Desde siempre Pérez-Reverte ha mostrado su intención de contar lo que es una guerra vista desde la línea de fuego, se diría que como consecuencia de sus muchos años de corresponsal, sobre todo en guerras, para Televisión Española. Algunos, con mala intención por cierto muy española, le acusan por eso mismo de ser un presumido narrador de batallitas, y probablemente eso le importa un carajo (entre otras cosas porque es verdad que fue corresponsal: no anda, en todo caso, presumiendo de algo que no pueda presumir; pero dejémoslo, que no le hace falta ayuda en esa batalla). Lo que sí sabe cualquiera que haya vivido aunque sólo sea un poco a cierta distancia de las redacciones y los platós o de los cafés y los bocaccios es que se han solido contar muy mal en público las realidades por otro lado más cultivadas por el columnismo de opinión y la prosa de aventuras: la infinidad de sucesos que se dan en un solo minuto de galerna vivida en un dos palos a 40 millas de puerto no se comunican con un plano general y una interjección, si es que interesa que otros conozcan esa realidad; y no digamos la realidad de una guerra, que nunca es grande ni chica, nunca es o de trincheras o de guerrilas, porque siempre es personal, de personas, de Ginés o de Patricia, o tuya, tu guerra, tu presencia en ese momento concreto y en ese metro cuadrado concreto que ha sido el único que se ha librado, de todos los de alrededor, de la metralla de esa granada.

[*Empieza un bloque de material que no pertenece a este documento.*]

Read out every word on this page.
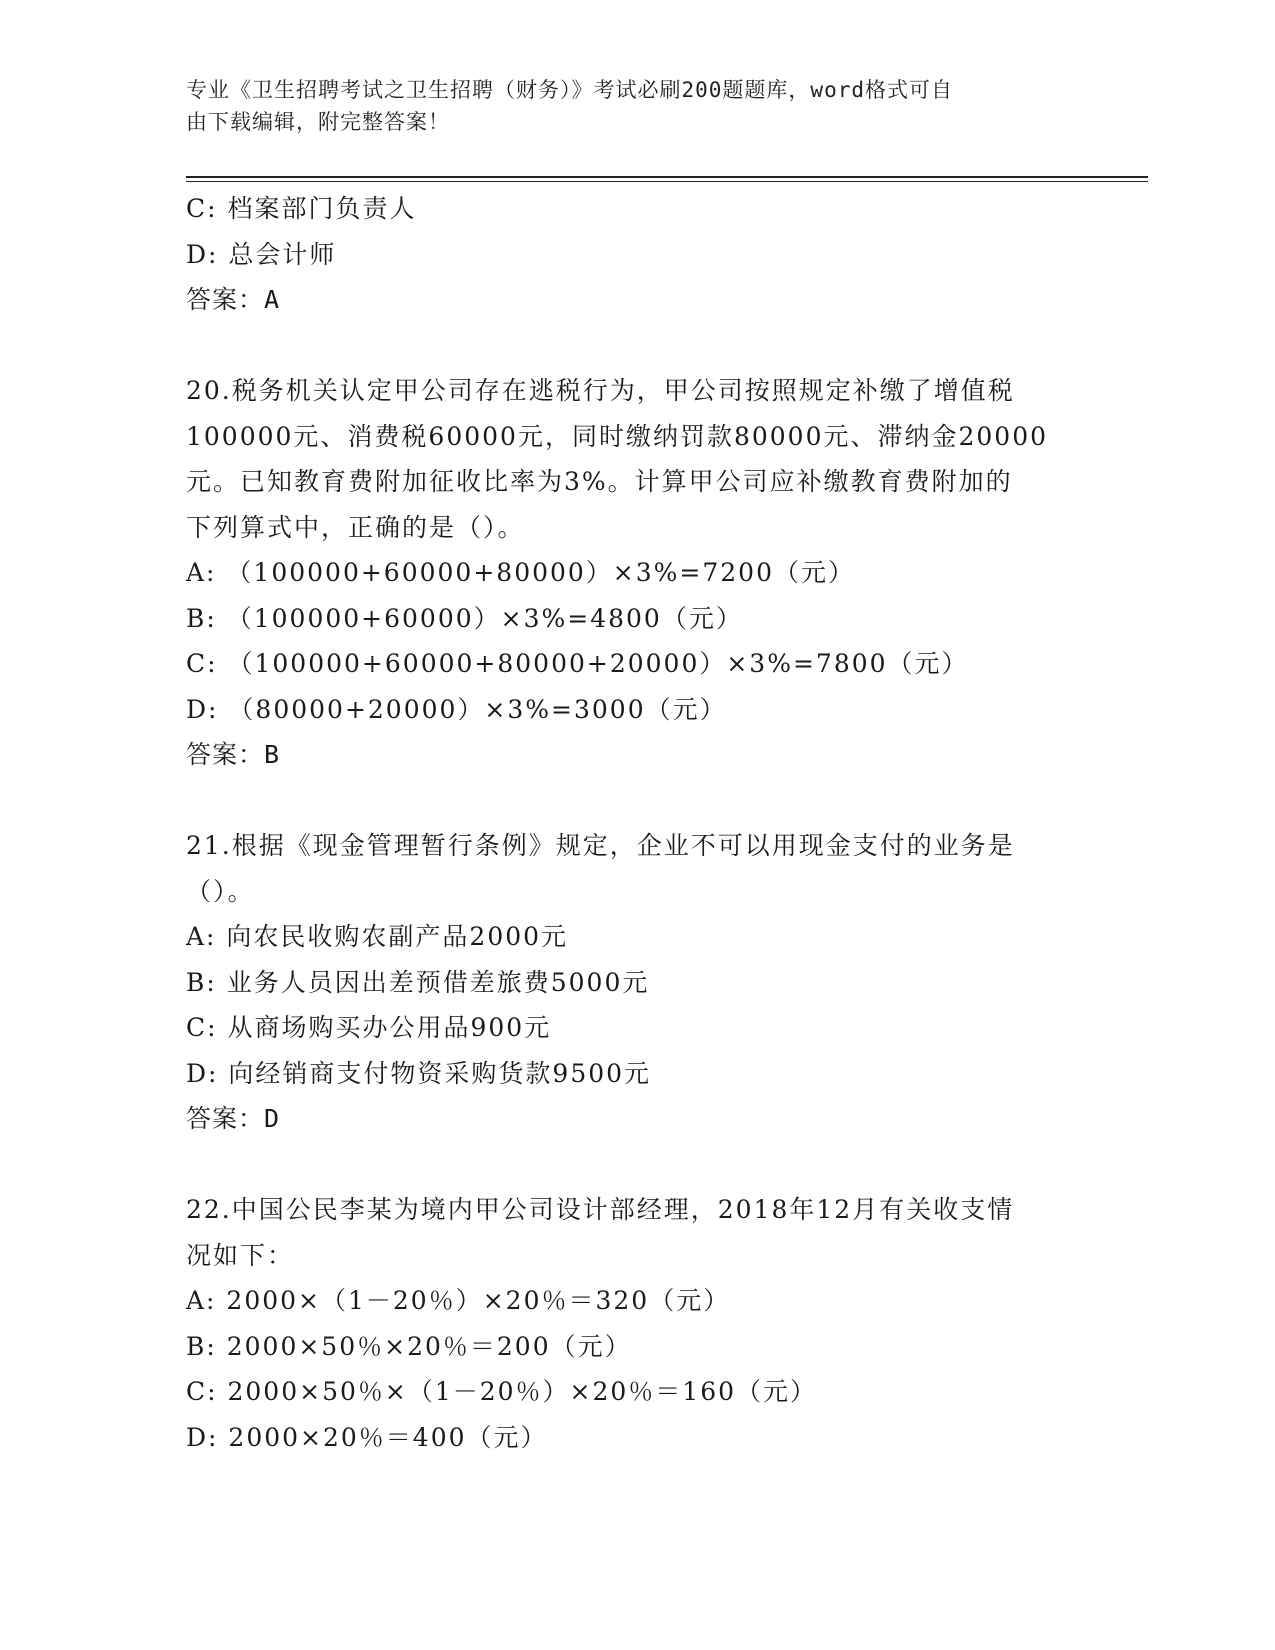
专业《卫生招聘考试之卫生招聘（财务）》考试必刷200题题库，word格式可自
由下载编辑，附完整答案！
C: 档案部门负责人
D: 总会计师
答案：A
20.税务机关认定甲公司存在逃税行为，甲公司按照规定补缴了增值税
100000元、消费税60000元，同时缴纳罚款80000元、滞纳金20000
元。已知教育费附加征收比率为3%。计算甲公司应补缴教育费附加的
下列算式中，正确的是（）。
A: （100000+60000+80000）×3%=7200（元）
B: （100000+60000）×3%=4800（元）
C: （100000+60000+80000+20000）×3%=7800（元）
D: （80000+20000）×3%=3000（元）
答案：B
21.根据《现金管理暂行条例》规定，企业不可以用现金支付的业务是
（）。
A: 向农民收购农副产品2000元
B: 业务人员因出差预借差旅费5000元
C: 从商场购买办公用品900元
D: 向经销商支付物资采购货款9500元
答案：D
22.中国公民李某为境内甲公司设计部经理，2018年12月有关收支情
况如下：
A: 2000×（1－20％）×20％＝320（元）
B: 2000×50％×20％＝200（元）
C: 2000×50％×（1－20％）×20％＝160（元）
D: 2000×20％＝400（元）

O al contrario, ha sido el único afectado, y ahora te preguntas por qué, mientras ves, inmóvil, cómo tu femoral está al aire y expulsando toda tu sangre, te tenía que tocar a ti.

Quien busque en Linea de fuego una novela de guerra tal como han sido la mayoría hasta ahora, no la encontrará. Alguno puede que esté cansado de esa camaradería estereotipada de carne de cañón apostando a los dados, de esa estereotipada fe en los jefes y en las causas: es más probable que a este le agrade la novela.

El hombre solo, rodeado de una multitud, ignorante en cada segundo de si ese es el último segundo de su vida. ¿Tanto se parece la guerra a la vida?